Morwenn Moguerou (born 9 December 1983), known professionally as Ema Stokholma, is a French-Italian DJ, TV and radio hostess, and writer.

== Life and career ==
Morwenn Moguerou was born in 1983 in Rhône-Alpes, France, to a French mother and an Italian father, who left the family. Moguerou ran away from home at the age of 15 due to constant physical and moral abuse from her mother. She travelled across Europe and reconciled with her father in Italy in the late 1990s. In 2000, she settled in Milan, and pursued a career as a DJ. Around 2009, she took the stage name Ema Stokholma. She became known in the music world and in 2013 hosted the aftershow of the MTV Italian Awards.
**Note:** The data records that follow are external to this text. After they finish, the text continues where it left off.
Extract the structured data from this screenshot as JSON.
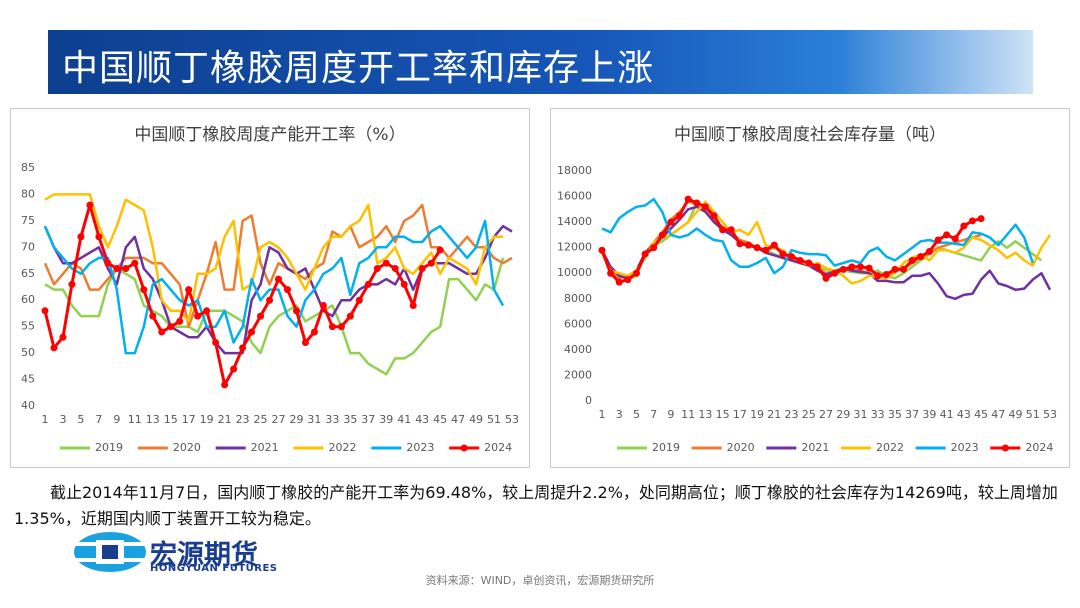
{
  "header": {
    "title": "中国顺丁橡胶周度开工率和库存上涨"
  },
  "chart_data": [
    {
      "type": "line",
      "title": "中国顺丁橡胶周度产能开工率（%）",
      "categories": [
        1,
        null,
        3,
        null,
        5,
        null,
        7,
        null,
        9,
        null,
        11,
        null,
        13,
        null,
        15,
        null,
        17,
        null,
        19,
        null,
        21,
        null,
        23,
        null,
        25,
        null,
        27,
        null,
        29,
        null,
        31,
        null,
        33,
        null,
        35,
        null,
        37,
        null,
        39,
        null,
        41,
        null,
        43,
        null,
        45,
        null,
        47,
        null,
        49,
        null,
        51,
        null,
        53
      ],
      "ylim": [
        40,
        85
      ],
      "yticks": [
        40,
        45,
        50,
        55,
        60,
        65,
        70,
        75,
        80,
        85
      ],
      "grid": false,
      "legend": "bottom",
      "series": [
        {
          "name": "2019",
          "color": "#92d050",
          "values": [
            63,
            62,
            62,
            59,
            57,
            57,
            57,
            63,
            66,
            65,
            64,
            59,
            58,
            57,
            55,
            55,
            55,
            54,
            58,
            58,
            58,
            57,
            56,
            52,
            50,
            55,
            57,
            58,
            59,
            56,
            57,
            58,
            59,
            55,
            50,
            50,
            48,
            47,
            46,
            49,
            49,
            50,
            52,
            54,
            55,
            64,
            64,
            62,
            60,
            63,
            62,
            68,
            null
          ]
        },
        {
          "name": "2020",
          "color": "#ed7d31",
          "values": [
            67,
            63,
            65,
            67,
            66,
            62,
            62,
            64,
            66,
            68,
            68,
            68,
            67,
            67,
            65,
            63,
            55,
            60,
            65,
            71,
            62,
            62,
            75,
            76,
            67,
            63,
            67,
            66,
            65,
            64,
            66,
            67,
            73,
            72,
            74,
            70,
            71,
            72,
            74,
            71,
            75,
            76,
            78,
            70,
            70,
            68,
            70,
            72,
            70,
            70,
            68,
            67,
            68
          ]
        },
        {
          "name": "2021",
          "color": "#7030a0",
          "values": [
            74,
            70,
            67,
            67,
            68,
            69,
            70,
            66,
            63,
            70,
            72,
            66,
            64,
            60,
            55,
            54,
            53,
            53,
            55,
            52,
            50,
            50,
            50,
            60,
            63,
            70,
            69,
            66,
            65,
            66,
            62,
            58,
            57,
            60,
            60,
            62,
            63,
            63,
            64,
            63,
            66,
            62,
            66,
            67,
            67,
            67,
            66,
            65,
            65,
            68,
            72,
            74,
            73
          ]
        },
        {
          "name": "2022",
          "color": "#ffc000",
          "values": [
            79,
            80,
            80,
            80,
            80,
            80,
            74,
            70,
            74,
            79,
            78,
            77,
            70,
            60,
            58,
            58,
            56,
            65,
            65,
            66,
            72,
            75,
            62,
            63,
            70,
            71,
            70,
            68,
            65,
            62,
            66,
            70,
            72,
            72,
            74,
            75,
            78,
            67,
            68,
            70,
            66,
            65,
            67,
            69,
            65,
            68,
            67,
            66,
            63,
            70,
            72,
            72,
            null
          ]
        },
        {
          "name": "2023",
          "color": "#00b0f0",
          "values": [
            74,
            70,
            68,
            66,
            65,
            67,
            68,
            68,
            62,
            50,
            50,
            55,
            63,
            64,
            62,
            60,
            59,
            60,
            55,
            55,
            58,
            52,
            55,
            64,
            60,
            62,
            62,
            57,
            55,
            60,
            62,
            65,
            66,
            68,
            61,
            67,
            68,
            70,
            70,
            72,
            72,
            71,
            71,
            73,
            74,
            72,
            70,
            68,
            70,
            75,
            62,
            59,
            null
          ]
        },
        {
          "name": "2024",
          "color": "#ff0000",
          "markers": true,
          "values": [
            58,
            51,
            53,
            63,
            72,
            78,
            72,
            67,
            66,
            66,
            67,
            62,
            57,
            54,
            55,
            56,
            62,
            57,
            58,
            52,
            44,
            47,
            51,
            54,
            57,
            60,
            64,
            62,
            58,
            52,
            54,
            59,
            55,
            55,
            57,
            60,
            63,
            66,
            67,
            66,
            63,
            59,
            66,
            67,
            69.48,
            null,
            null,
            null,
            null,
            null,
            null,
            null,
            null
          ]
        }
      ]
    },
    {
      "type": "line",
      "title": "中国顺丁橡胶周度社会库存量（吨）",
      "categories": [
        1,
        null,
        3,
        null,
        5,
        null,
        7,
        null,
        9,
        null,
        11,
        null,
        13,
        null,
        15,
        null,
        17,
        null,
        19,
        null,
        21,
        null,
        23,
        null,
        25,
        null,
        27,
        null,
        29,
        null,
        31,
        null,
        33,
        null,
        35,
        null,
        37,
        null,
        39,
        null,
        41,
        null,
        43,
        null,
        45,
        null,
        47,
        null,
        49,
        null,
        51,
        null,
        53
      ],
      "ylim": [
        0,
        18000
      ],
      "yticks": [
        0,
        2000,
        4000,
        6000,
        8000,
        10000,
        12000,
        14000,
        16000,
        18000
      ],
      "grid": false,
      "legend": "bottom",
      "series": [
        {
          "name": "2019",
          "color": "#92d050",
          "values": [
            12000,
            10000,
            9800,
            9500,
            9800,
            11500,
            12200,
            12500,
            13000,
            13500,
            14000,
            15500,
            15000,
            14000,
            13500,
            13000,
            12500,
            12200,
            12000,
            11800,
            11500,
            11200,
            11000,
            10800,
            10600,
            10400,
            10300,
            10200,
            10200,
            10100,
            10000,
            10000,
            10200,
            9800,
            9600,
            10000,
            10500,
            11000,
            11500,
            12000,
            11800,
            11600,
            11400,
            11200,
            11000,
            12000,
            12500,
            12000,
            12500,
            12000,
            11500,
            11000,
            null
          ]
        },
        {
          "name": "2020",
          "color": "#ed7d31",
          "values": [
            11800,
            10200,
            9600,
            9800,
            10200,
            11600,
            12400,
            13200,
            14200,
            14800,
            15600,
            15400,
            15000,
            14200,
            13600,
            13200,
            12600,
            12400,
            12000,
            11800,
            12000,
            11600,
            11400,
            11000,
            10600,
            10400,
            10000,
            10200,
            10400,
            10300,
            10200,
            10000,
            9600,
            9800,
            10200,
            10400,
            10800,
            11200,
            11600,
            12000,
            12200,
            12400,
            12600,
            12800,
            13000,
            null,
            null,
            null,
            null,
            null,
            null,
            null,
            null
          ]
        },
        {
          "name": "2021",
          "color": "#7030a0",
          "values": [
            11800,
            10500,
            9800,
            9600,
            10200,
            11600,
            12200,
            12800,
            13500,
            14200,
            15000,
            15200,
            14800,
            14000,
            13400,
            13000,
            12400,
            12200,
            12000,
            11600,
            11400,
            11200,
            11000,
            10800,
            10600,
            10200,
            9900,
            10100,
            10400,
            10200,
            10100,
            10000,
            9400,
            9400,
            9300,
            9300,
            9800,
            9800,
            10000,
            9200,
            8200,
            8000,
            8300,
            8400,
            9500,
            10200,
            9200,
            9000,
            8700,
            8800,
            9500,
            10000,
            8700
          ]
        },
        {
          "name": "2022",
          "color": "#ffc000",
          "values": [
            11600,
            10200,
            10000,
            9800,
            10200,
            11200,
            12400,
            12800,
            13000,
            13500,
            14000,
            14800,
            15600,
            14800,
            14000,
            13200,
            13400,
            13000,
            14000,
            12200,
            12000,
            11800,
            11200,
            11000,
            10600,
            10800,
            10400,
            10200,
            9800,
            9200,
            9400,
            9800,
            9700,
            9600,
            10000,
            10800,
            11200,
            11500,
            11000,
            11800,
            11800,
            11600,
            12000,
            12800,
            12600,
            12200,
            11800,
            11200,
            11600,
            11000,
            10600,
            12000,
            13000
          ]
        },
        {
          "name": "2023",
          "color": "#00b0f0",
          "values": [
            13500,
            13200,
            14300,
            14800,
            15200,
            15300,
            15800,
            14800,
            13000,
            12800,
            13000,
            13500,
            13000,
            12600,
            12500,
            11000,
            10500,
            10500,
            10800,
            11200,
            10000,
            10500,
            11800,
            11600,
            11500,
            11500,
            11400,
            10600,
            10800,
            11000,
            10800,
            11700,
            12000,
            11300,
            11000,
            11500,
            12000,
            12500,
            12600,
            12400,
            12400,
            12300,
            12200,
            13200,
            13100,
            12800,
            12200,
            13000,
            13800,
            12800,
            10800,
            null,
            null
          ]
        },
        {
          "name": "2024",
          "color": "#ff0000",
          "markers": true,
          "values": [
            11800,
            10000,
            9300,
            9500,
            10000,
            11500,
            12000,
            13000,
            14000,
            14500,
            15800,
            15500,
            15200,
            14500,
            13400,
            13400,
            12300,
            12200,
            12000,
            11800,
            12200,
            11500,
            11300,
            11000,
            10800,
            10500,
            9600,
            10000,
            10300,
            10500,
            10500,
            10400,
            9800,
            9900,
            10300,
            10300,
            11000,
            11300,
            11700,
            12600,
            13000,
            12700,
            13700,
            14100,
            14269,
            null,
            null,
            null,
            null,
            null,
            null,
            null,
            null
          ]
        }
      ]
    }
  ],
  "body": {
    "text": "截止2014年11月7日，国内顺丁橡胶的产能开工率为69.48%，较上周提升2.2%，处同期高位；顺丁橡胶的社会库存为14269吨，较上周增加1.35%，近期国内顺丁装置开工较为稳定。"
  },
  "logo": {
    "name": "宏源期货",
    "subtitle": "HONGYUAN FUTURES"
  },
  "source": "资料来源：WIND，卓创资讯，宏源期货研究所"
}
Since 2013, she has hosted various TV and radio shows in Italy, including Jump! Stasera mi tuffo, Stranger Tape in Town, Aggratis!, Back2Back, Esordi, Let's Play, Radio 2 Social Club, and many more.

In 2020 she released her autobiography Per il mio bene, which brought her a prestigious Italian literature award Premio Bancarella.

In 2020, she hosted Prima Festival, the mini-show of the Sanremo Festival. In 2025, and 2026 she was the main host who led the opening and closing ceremonies of the 20th and 21st Rome Film Festival.